James rubbed his neck. It was sore from resting in an awkward position. “I didn’t realize I’d slept that long.”
“No matter. We’ve got good news and bad news.”
“Naturally I would want the bad news first,” Pea said. “The good news softens the blow.”
Everyone took a seat around the long wooden table, dragging chairs from other parts of the building to do so.
“The bad news is it’s going to take another day or more to figure out which of the towers she’s mostly likely kept in. We watched for about two hours on the northern side, and then I took a twenty minute hike to the southern side just to double check. She could be almost anywhere really.”
“Okay,” Pea said, “that’s not all that bad. What’s the good news then?”
“The good news,” Darl grunted and cleared his through, “is that we think she’s in one of seven towers.”
Iliad started to speak but Darl broke him off.
“Iliad thinks it’s narrowed to four, but unfortunately there’s no way rely on that assertion.”
“Seven towers?” James said with melancholy in his voice. “There are eight towers on the northern side alone.”
“Well that’s not the half of it. Three of the towers are on the southern side.”
“I thought you said you were sure that she was in one of the northern towers,” Pea said inquiringly.
“I did,” Iliad said, irritated.
“I watched the southern side. Three towers showed the same sort of activity as the four we watched in the north. Frequent guard changes and waste disposal.”
“She’s likely in the northern towers though.”
“That may be, but it certainly doesn’t rule out the possibility.”

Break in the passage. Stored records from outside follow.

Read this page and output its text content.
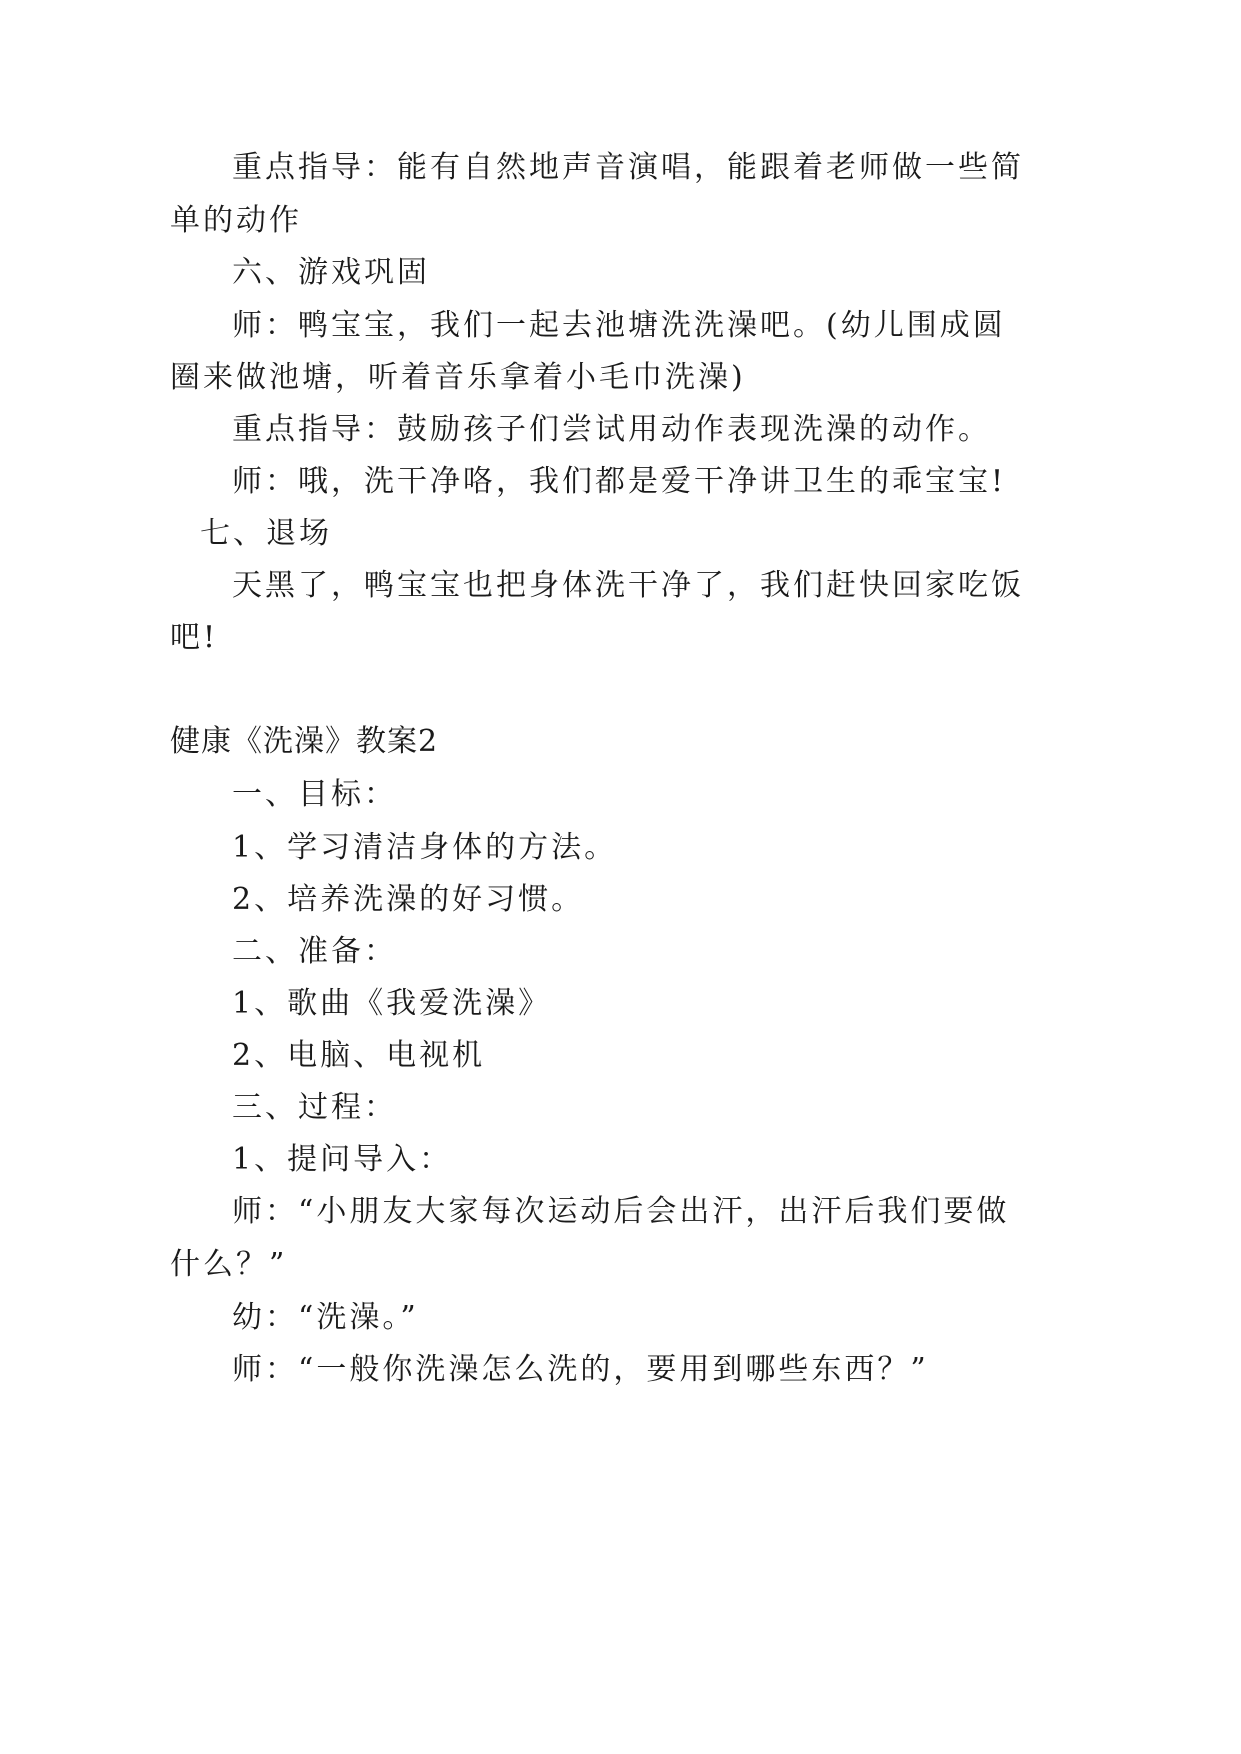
重点指导：能有自然地声音演唱，能跟着老师做一些简
单的动作
六、游戏巩固
师：鸭宝宝，我们一起去池塘洗洗澡吧。(幼儿围成圆
圈来做池塘，听着音乐拿着小毛巾洗澡)
重点指导：鼓励孩子们尝试用动作表现洗澡的动作。
师：哦，洗干净咯，我们都是爱干净讲卫生的乖宝宝!
七、退场
天黑了，鸭宝宝也把身体洗干净了，我们赶快回家吃饭
吧!
健康《洗澡》教案2
一、目标：
1、学习清洁身体的方法。
2、培养洗澡的好习惯。
二、准备：
1、歌曲《我爱洗澡》
2、电脑、电视机
三、过程：
1、提问导入：
师：“小朋友大家每次运动后会出汗，出汗后我们要做
什么？”
幼：“洗澡。”
师：“一般你洗澡怎么洗的，要用到哪些东西？”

“I’m not sure you understand the meaning of good news,” Pea said sarcastically.
Darl ignored him. “Now, there’s more good news.”
Everyone, even Iliad and Triska, looked at Darl with confused looks.
Darl slung his pack onto the table with a thud and said, “We officially have enough dried fruit to last us for a month. Courtesy of our host, Mr. Bourlinch, who so graciously donated his earnings to the cause.”
“Darl…” Triska trailed off and shook her head.
Pea glared at Darl reproachfully.
Darl shrugged his shoulders as if to say, “Sorry.”